Once you’ve completed registration and activation, you will be able to access your dashboard. In the top right corner, you will see your API token, which you will need to use further. Remember not to share it.
How to use proxies with Diffbot
Whether you use pre-built APIs or create a custom one, you need to include proxies in your request. Diffbot offers you its own proxy pool. However, it supports the use of third-party addresses and even recommends it.
Now, let’s get to requests. In our example, we will use a pre-built Article API and extract data from DataImpulse’s blog post Building a Custom Proxy Rotator with Python. To add proxies, you have to include the &proxy parameter to specify the IP address of a proxy you want to use and the &proxyAunt parameter to specify the authentication details in your request.
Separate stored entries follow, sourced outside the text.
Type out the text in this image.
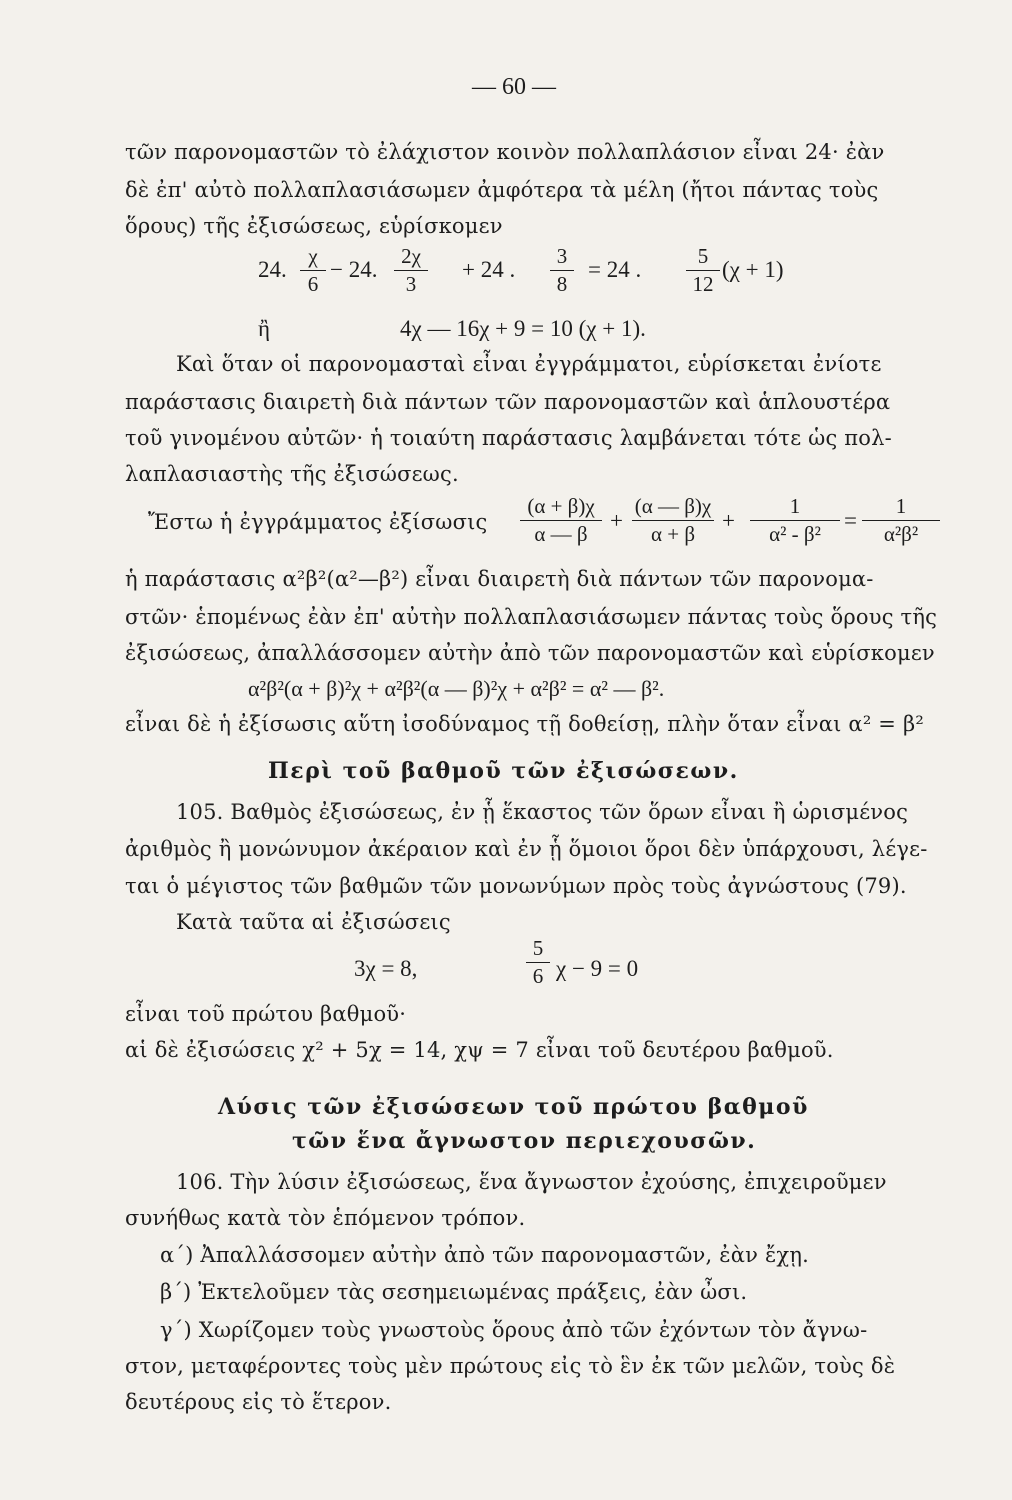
— 60 —
τῶν παρονομαστῶν τὸ ἐλάχιστον κοινὸν πολλαπλάσιον εἶναι 24· ἐὰν
δὲ ἐπ' αὐτὸ πολλαπλασιάσωμεν ἀμφότερα τὰ μέλη (ἤτοι πάντας τοὺς
ὅρους) τῆς ἐξισώσεως, εὑρίσκομεν
24.
χ
6
− 24.
2χ
3
+ 24 .
3
8
= 24 .
5
12
(χ + 1)
ἢ	4χ — 16χ + 9 = 10 (χ + 1).
Καὶ ὅταν οἱ παρονομασταὶ εἶναι ἐγγράμματοι, εὑρίσκεται ἐνίοτε
παράστασις διαιρετὴ διὰ πάντων τῶν παρονομαστῶν καὶ ἁπλουστέρα
τοῦ γινομένου αὐτῶν· ἡ τοιαύτη παράστασις λαμβάνεται τότε ὡς πολ-
λαπλασιαστὴς τῆς ἐξισώσεως.
Ἔστω ἡ ἐγγράμματος ἐξίσωσις
(α + β)χ
α — β
+
(α — β)χ
α + β
+
1
α² - β²
=
1
α²β²
ἡ παράστασις α²β²(α²—β²) εἶναι διαιρετὴ διὰ πάντων τῶν παρονομα-
στῶν· ἑπομένως ἐὰν ἐπ' αὐτὴν πολλαπλασιάσωμεν πάντας τοὺς ὅρους τῆς
ἐξισώσεως, ἀπαλλάσσομεν αὐτὴν ἀπὸ τῶν παρονομαστῶν καὶ εὑρίσκομεν
α²β²(α + β)²χ + α²β²(α — β)²χ + α²β² = α² — β².
εἶναι δὲ ἡ ἐξίσωσις αὕτη ἰσοδύναμος τῇ δοθείσῃ, πλὴν ὅταν εἶναι α² = β²
Περὶ τοῦ βαθμοῦ τῶν ἐξισώσεων.
105. Βαθμὸς ἐξισώσεως, ἐν ᾗ ἕκαστος τῶν ὅρων εἶναι ἢ ὡρισμένος
ἀριθμὸς ἢ μονώνυμον ἀκέραιον καὶ ἐν ᾗ ὅμοιοι ὅροι δὲν ὑπάρχουσι, λέγε-
ται ὁ μέγιστος τῶν βαθμῶν τῶν μονωνύμων πρὸς τοὺς ἀγνώστους (79).
Κατὰ ταῦτα αἱ ἐξισώσεις
3χ = 8,
5
6 χ − 9 = 0
εἶναι τοῦ πρώτου βαθμοῦ·
αἱ δὲ ἐξισώσεις χ² + 5χ = 14, χψ = 7 εἶναι τοῦ δευτέρου βαθμοῦ.
Λύσις τῶν ἐξισώσεων τοῦ πρώτου βαθμοῦ
τῶν ἕνα ἄγνωστον περιεχουσῶν.
106. Τὴν λύσιν ἐξισώσεως, ἕνα ἄγνωστον ἐχούσης, ἐπιχειροῦμεν
συνήθως κατὰ τὸν ἑπόμενον τρόπον.
α΄) Ἀπαλλάσσομεν αὐτὴν ἀπὸ τῶν παρονομαστῶν, ἐὰν ἔχῃ.
β΄) Ἐκτελοῦμεν τὰς σεσημειωμένας πράξεις, ἐὰν ὦσι.
γ΄) Χωρίζομεν τοὺς γνωστοὺς ὅρους ἀπὸ τῶν ἐχόντων τὸν ἄγνω-
στον, μεταφέροντες τοὺς μὲν πρώτους εἰς τὸ ἓν ἐκ τῶν μελῶν, τοὺς δὲ
δευτέρους εἰς τὸ ἕτερον.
cURL request would look like this:
curl --request GET \
--url 'https://api.diffbot.com/v3/article?url=https%3A%2F%2Fdataimpulse.com%2Fblog%2Fbuilding-a-custom-proxy-rotator-with-python-a-step-by-step-tutorial%2F&token=your_token&proxy=111.222.333.444:8080&proxyAuth=youruser:yourpass' \
--header 'accept: application/json'
Python request example:
import requests
url = (
"https://api.diffbot.com/v3/article?"
"url=https%3A%2F%2Fdataimpulse.com%2Fblog%2Fbuilding-a-custom-proxy-rotator-with-python-a-step-by-step-tutorial%2F"
"&token=your_token"
"&proxy=111.222.333.444:8080"
"&proxyAuth=youruser:yourpass"
)
headers = {"accept": "application/json"}
response = requests.get(url, headers=headers)
print(response.text)
JavaScript:
const options = { method: 'GET', headers: { accept: 'application/json' } };
const apiUrl =
"https://api.diffbot.com/v3/article?" +
"url=https%3A%2F%2Fdataimpulse.com%2Fblog%2Fbuilding-a-custom-proxy-rotator-with-python-a-step-by-step-tutorial%2F" +
"&token=your_token" +
"&proxy=111.222.333.444:8080" +
"&proxyAuth=youruser:yourpass";
fetch(apiUrl, options)
.then(res => res.json())
.then(res => console.log(res))
.catch(err => console.error(err));
On the API Reference, you will find more examples of requests in different languages for various APIs. Do not forget to replace your token and credentials with actual data. You can copy your credentials from the corresponding plan’s page on your DI dashboard.
That’s all you need to do to start using Diffbot with DI proxies!